The run over high moors was actually enjoyable, followed by a lively decent into Hawes. The roads were greasy, and dodging darting rabbits and prickly hedgehogs required concentration. Leaving Hawes my brain got a bit more scrambled. It was sometime after midnight and my mind was playing tricks with the shadows. Mild hallucinations were setting in. Nothing too serious, just the occasional skeleton at the roadside, or dark figures in the shadows. I tried to ignore them.
The bike felt strange too. Had I shrunk? I’d been through a lot but didn’t really expect to shrink. Would I ever go back to normal? Ignoring the skeletons wasn’t working either. In surprise I swerved hard away from the verge. Was that a bloody witch opening the gate? I was wide awake now and in shock. I needed to reason with myself – witches aren’t real.
By the time I reached Wray I knew I had a problem. I couldn’t ride in a straight line, I was falling asleep in the saddle and it felt like I was riding a clown’s bike in a circus. I decided to have a sleep in a bus shelter. With only 30 miles to go to the finish, it wasn’t an easy decision but I couldn’t carry on like this.
I woke 30 minutes later – freezing cold. My body felt paralysed, but my head was clear, and I knew I had to get moving. The sleep monsters had gone, though, and the bike was back to normal size. I guess it was just fatigue.
The sky was now clear, with a full moon, but still chilly. I adjusted some layers at Quernmore, knowing there were some tasty climbs ahead. One last photo check-in at the Jubilee Tower, then a lovely ride through the Trough of Bowland. The hallucinations came back from time to time but much milder.
Then it was the last climb, up Waddington Fell as the sky lightened. It was all downhill from the summit back to Clitheroe and the early Monday morning traffic.

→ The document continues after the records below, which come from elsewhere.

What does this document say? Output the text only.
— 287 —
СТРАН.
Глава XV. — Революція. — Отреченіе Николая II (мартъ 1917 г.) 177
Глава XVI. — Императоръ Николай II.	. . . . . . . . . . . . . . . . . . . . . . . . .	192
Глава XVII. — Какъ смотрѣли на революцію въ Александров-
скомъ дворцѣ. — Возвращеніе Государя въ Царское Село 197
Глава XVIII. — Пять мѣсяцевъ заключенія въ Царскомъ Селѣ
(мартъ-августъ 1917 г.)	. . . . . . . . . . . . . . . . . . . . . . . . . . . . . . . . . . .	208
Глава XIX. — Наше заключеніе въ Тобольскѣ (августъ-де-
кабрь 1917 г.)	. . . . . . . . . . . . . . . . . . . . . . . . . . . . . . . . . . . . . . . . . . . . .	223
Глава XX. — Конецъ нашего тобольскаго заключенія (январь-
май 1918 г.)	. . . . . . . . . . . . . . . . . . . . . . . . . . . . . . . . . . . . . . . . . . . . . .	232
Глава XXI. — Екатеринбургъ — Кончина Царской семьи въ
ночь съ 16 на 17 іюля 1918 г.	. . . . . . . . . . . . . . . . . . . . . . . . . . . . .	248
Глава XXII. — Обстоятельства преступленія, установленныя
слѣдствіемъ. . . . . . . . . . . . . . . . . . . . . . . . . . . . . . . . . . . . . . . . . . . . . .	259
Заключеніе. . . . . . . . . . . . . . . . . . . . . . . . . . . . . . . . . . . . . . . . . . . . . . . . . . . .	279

There’s something special about being alone for so long and pushing personal, mental and physical boundaries. I sometimes have moments of wishing to be at home, enjoying a comfortable life with Kirsty, settling down on the sofa or taking the dog for a walk in the woods. I enjoy these things and I miss them when
I’m away, but when I’m comfortable, I long for adventure, challenges and exploration.
The Green Jersey was closed when I arrived at 7am. Nobody there, no tape to break nor cork to pop, just another photo check-in to prove I’d finished, then back to my van for a coffee. On this ride there’s no support, and validation of success relies heavily on the integrity of the rider. There are no prizes, so no reward for cheating. Nobody cares who “wins”.
The route looks like quite a journey on the map, but the cycling is the easy bit if you’re fit enough. It’s the self-management that’s the real challenge and the conditions add a lot to that. I never thought about stopping and never thought about quitting. I learned with sadness that I was the only one to complete the ride. Did I win? I finished last but I think I did OK, I’m content.